As cinco dimensões acima citadas integram o que a ciência administrativa tem designado como arquitetura organizacional, isto é, o desenho ou projeto da organização. Nem todos concordam que a tecnologia, os projetos e a cultura sejam dimensões organizacionais com o mesmo status das demais, mas, a nosso ver, a pandemia COVID demonstrou que sua administração foi crucial para viabilizar a sobrevivência de muitas organizações e é prudente considerá-las em maior nível de destaque.

Voltando à arquitetura organizacional, é importante dizer que toda organização tem seu desenho ou projeto, assim como aviões, automóveis e edificações também têm. O ponto de atenção é que na grande maioria das organizações, tal projeto existe apenas na mente dos empreendedores e administradores, não sendo explicitado por escrito. O que facilitaria tremendamente refletir sobre muitos problemas e desafios organizacionais.

Disto isso, observamos que o MGS cria um conjunto de orientações ou disparos para as cinco dimensões supracitadas, organizando-as em oito categorias, propostas a partir das pesquisas de Cida Hess e aqui brevemente apresentadas: 1) direcionar – criar orientações para os cinco vértices supracitados; 2) energizar – estimular pessoas e criar uma cultura desejada (fortalecendo as pessoas e a cultura); 3) ser sustentável – introjetar o conceito de sustentabilidade e foco nas visões econômica, social e ambiental; 4) conectar – interligar os cinco vértices acima entre si ; 5) planejar; 6) executar; 7) controlar; e, 8) corrigir. Estas quatro últimas dimensões correspondem ao clássico PDCA – plan, do, control, act, amplamente conhecido pela ciência administrativa.

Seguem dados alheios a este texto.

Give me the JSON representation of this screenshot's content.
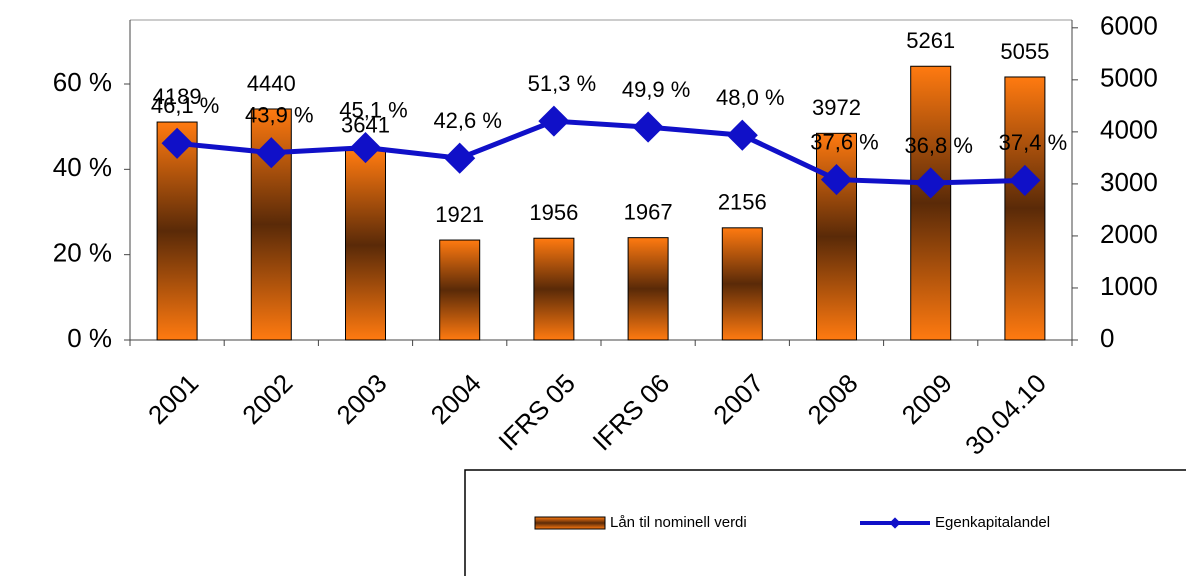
{
  "chart_data": {
    "type": "bar_line",
    "categories": [
      "2001",
      "2002",
      "2003",
      "2004",
      "IFRS 05",
      "IFRS 06",
      "2007",
      "2008",
      "2009",
      "30.04.10"
    ],
    "series": [
      {
        "name": "Lån til nominell verdi",
        "type": "bar",
        "axis": "y2",
        "color": "#ff7a10",
        "values": [
          4189,
          4440,
          3641,
          1921,
          1956,
          1967,
          2156,
          3972,
          5261,
          5055
        ]
      },
      {
        "name": "Egenkapitalandel",
        "type": "line",
        "axis": "y",
        "color": "#1010c8",
        "values": [
          46.1,
          43.9,
          45.1,
          42.6,
          51.3,
          49.9,
          48.0,
          37.6,
          36.8,
          37.4
        ],
        "value_labels": [
          "46,1 %",
          "43,9 %",
          "45,1 %",
          "42,6 %",
          "51,3 %",
          "49,9 %",
          "48,0 %",
          "37,6 %",
          "36,8 %",
          "37,4 %"
        ]
      }
    ],
    "ylim": [
      0,
      75
    ],
    "yticks": [
      {
        "value": 0,
        "label": "0 %"
      },
      {
        "value": 20,
        "label": "20 %"
      },
      {
        "value": 40,
        "label": "40 %"
      },
      {
        "value": 60,
        "label": "60 %"
      }
    ],
    "y2lim": [
      0,
      6150
    ],
    "y2ticks": [
      0,
      1000,
      2000,
      3000,
      4000,
      5000,
      6000
    ],
    "legend": "bottom-right"
  }
}
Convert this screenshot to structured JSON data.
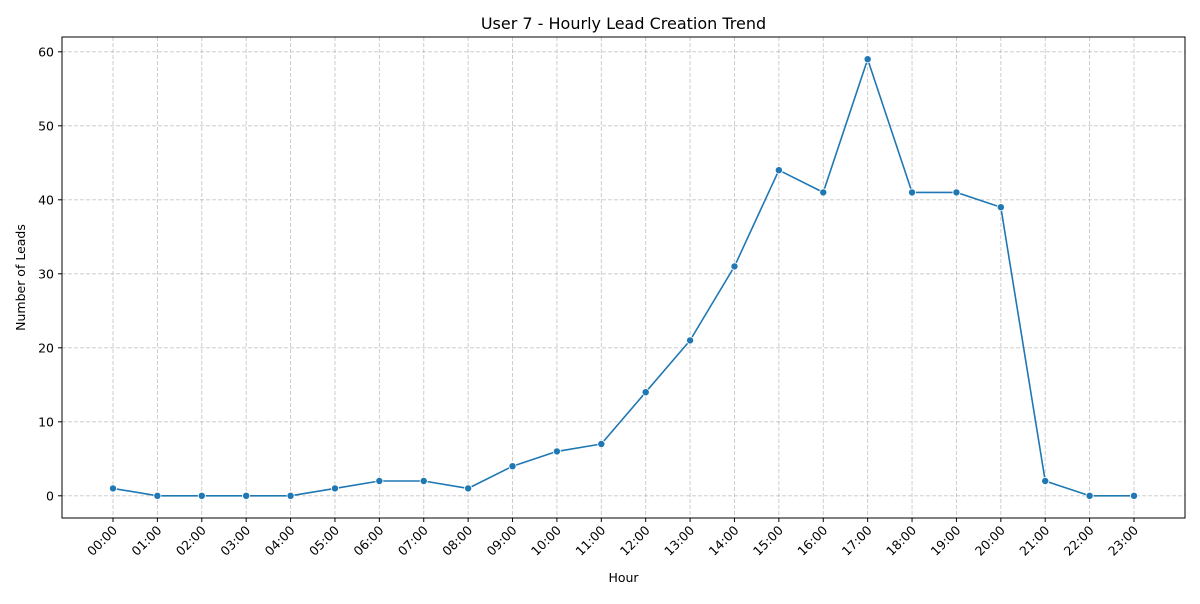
{
  "chart_data": {
    "type": "line",
    "title": "User 7 - Hourly Lead Creation Trend",
    "xlabel": "Hour",
    "ylabel": "Number of Leads",
    "categories": [
      "00:00",
      "01:00",
      "02:00",
      "03:00",
      "04:00",
      "05:00",
      "06:00",
      "07:00",
      "08:00",
      "09:00",
      "10:00",
      "11:00",
      "12:00",
      "13:00",
      "14:00",
      "15:00",
      "16:00",
      "17:00",
      "18:00",
      "19:00",
      "20:00",
      "21:00",
      "22:00",
      "23:00"
    ],
    "series": [
      {
        "values": [
          1,
          0,
          0,
          0,
          0,
          1,
          2,
          2,
          1,
          4,
          6,
          7,
          14,
          21,
          31,
          44,
          41,
          59,
          41,
          41,
          39,
          2,
          0,
          0
        ],
        "color": "#1f77b4",
        "marker": "circle"
      }
    ],
    "ylim": [
      -3,
      62
    ],
    "yticks": [
      0,
      10,
      20,
      30,
      40,
      50,
      60
    ],
    "grid": true,
    "grid_style": "dashed",
    "grid_color": "#b0b0b0",
    "xtick_rotation": 45
  }
}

Em recente artigo denominado Governando empresas, oportunidades e riscos, publicado na edição 256 da prestimosa Revista RI – Relações com Investidores, propusemos uma matriz relacionando as cinco dimensões organizacionais e as oito categorias anteriormente citadas, a qual reproduzimos abaixo, com alguns ajustes focados no presente artigo:

Como líderes organizacionais podem usar esta matriz para, no ambiente de governança corporativa, inserir a sustentabilidade e a gestão de riscos? Vejamos os três exemplos seguintes:

Exemplo 1 – imagine-se a orientação “agregar, de modo permanente, o conceito de sustentabilidade ao modelo de negócio e à estratégia”. Na matriz, esta orientação está alinhada, concomitantemente, à dimensão “modelo de negócio & estratégia” (alinhamento vertical) e à categoria “direcionar” (alinhamento horizontal).

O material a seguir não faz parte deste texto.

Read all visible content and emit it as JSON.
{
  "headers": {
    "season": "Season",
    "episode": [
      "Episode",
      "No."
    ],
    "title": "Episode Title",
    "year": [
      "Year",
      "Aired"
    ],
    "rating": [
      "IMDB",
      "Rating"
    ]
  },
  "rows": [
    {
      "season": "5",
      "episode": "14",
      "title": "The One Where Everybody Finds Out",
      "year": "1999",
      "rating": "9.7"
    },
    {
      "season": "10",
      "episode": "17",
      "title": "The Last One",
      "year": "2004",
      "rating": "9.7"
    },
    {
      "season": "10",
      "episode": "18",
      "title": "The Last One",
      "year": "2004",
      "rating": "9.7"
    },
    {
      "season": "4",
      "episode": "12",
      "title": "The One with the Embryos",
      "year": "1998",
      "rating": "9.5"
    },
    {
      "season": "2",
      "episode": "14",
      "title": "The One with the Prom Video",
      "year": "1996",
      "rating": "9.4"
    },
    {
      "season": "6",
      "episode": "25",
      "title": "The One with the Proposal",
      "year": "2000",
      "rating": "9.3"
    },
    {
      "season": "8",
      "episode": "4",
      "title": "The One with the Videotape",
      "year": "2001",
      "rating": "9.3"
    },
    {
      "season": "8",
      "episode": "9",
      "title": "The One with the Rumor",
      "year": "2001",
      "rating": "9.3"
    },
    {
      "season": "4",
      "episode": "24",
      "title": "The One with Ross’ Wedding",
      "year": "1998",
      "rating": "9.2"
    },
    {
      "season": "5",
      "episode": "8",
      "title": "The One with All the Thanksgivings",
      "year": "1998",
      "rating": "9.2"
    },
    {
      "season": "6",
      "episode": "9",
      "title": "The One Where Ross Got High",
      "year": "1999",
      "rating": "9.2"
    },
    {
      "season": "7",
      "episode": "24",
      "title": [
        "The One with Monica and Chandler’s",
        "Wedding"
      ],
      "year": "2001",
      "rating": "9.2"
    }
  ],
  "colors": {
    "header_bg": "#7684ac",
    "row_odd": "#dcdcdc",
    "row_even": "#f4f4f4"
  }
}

Exemplo 2 – imagine-se, em seguida, a orientação “dispor de um conselho de administração e de uma diretoria executiva que conheçam os conceitos de sustentabilidade e gestão de riscos”. Na matriz, tal orientação está alinhada, ao mesmo tempo, à dimensão “pessoas, reconhecimento e cultura” (alinhamento vertical) e à categoria “energizar” (horizontal).

Exemplo 3 – imagine-se, adicionalmente, a orientação “agregar, de modo permanente, KPI´s – Key Performance Indicators – de sustentabilidade e riscos para acompanhamento do conselho de administração e da diretoria executiva”. Na matriz, a orientação pode ser representada de duas formas: 1) alinhando a dimensão “processos” (alinhamento vertical) e a categoria “ser sustentável” (horizontal); e, 2) alinhando a mesma dimensão “processos” (idem) e a categoria “controlar” (idem). Neste terceiro exemplo, a orientação é ligada, portanto, a duas categorias entre as oito anteriormente listadas.

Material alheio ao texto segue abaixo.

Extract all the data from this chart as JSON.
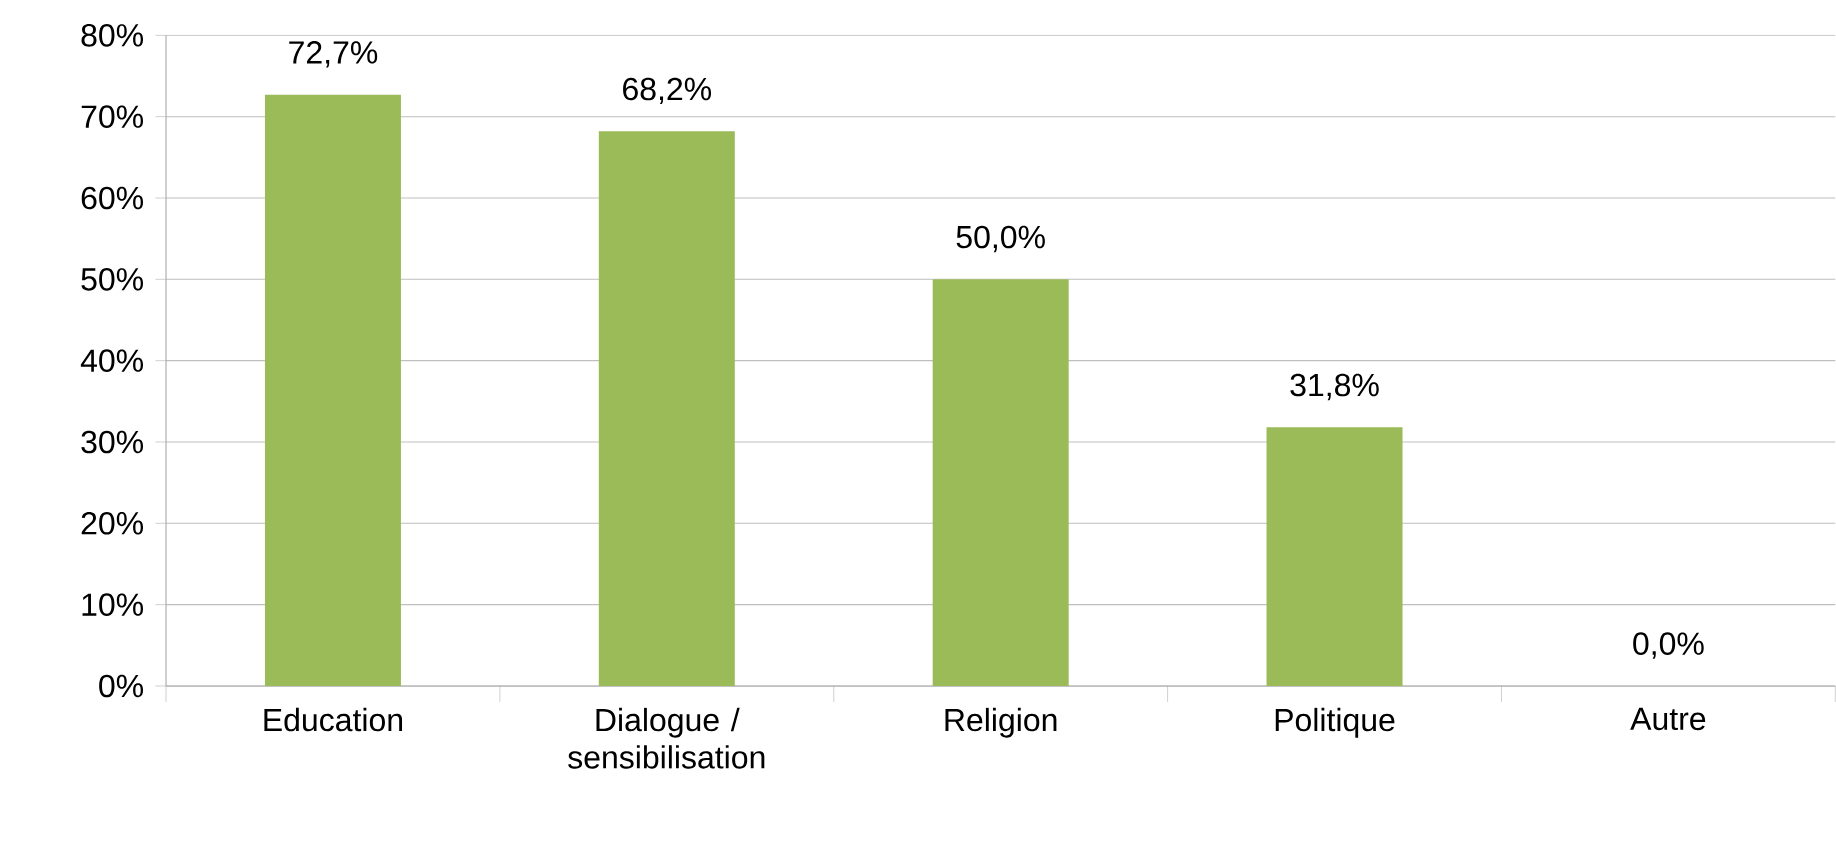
{
  "chart_data": {
    "type": "bar",
    "categories": [
      "Education",
      "Dialogue / sensibilisation",
      "Religion",
      "Politique",
      "Autre"
    ],
    "values": [
      72.7,
      68.2,
      50.0,
      31.8,
      0.0
    ],
    "value_labels": [
      "72,7%",
      "68,2%",
      "50,0%",
      "31,8%",
      "0,0%"
    ],
    "color": "#9bbb59",
    "ylim": [
      0,
      80
    ],
    "yticks": [
      {
        "value": 0,
        "label": "0%"
      },
      {
        "value": 10,
        "label": "10%"
      },
      {
        "value": 20,
        "label": "20%"
      },
      {
        "value": 30,
        "label": "30%"
      },
      {
        "value": 40,
        "label": "40%"
      },
      {
        "value": 50,
        "label": "50%"
      },
      {
        "value": 60,
        "label": "60%"
      },
      {
        "value": 70,
        "label": "70%"
      },
      {
        "value": 80,
        "label": "80%"
      }
    ],
    "grid": "y"
  }
}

Estes são três exemplos que ilustram como é possível trabalhar de forma estruturada para trazer a sustentabilidade e a gestão de riscos aos conselhos de administração e às diretorias executivas, de modo a assegurar que o desenho ou projeto organizacional está, verdadeiramente, incorporando esses temas. Trata-se de uma sugestão que, mesmo modesta, pode ajudar a ampliar o percentual das empresas que operam em nosso País, incorporando a sustentabilidade e a gestão de riscos no ambiente da cúpula organizacional – o ambiente de governança corporativa – e em suas operações.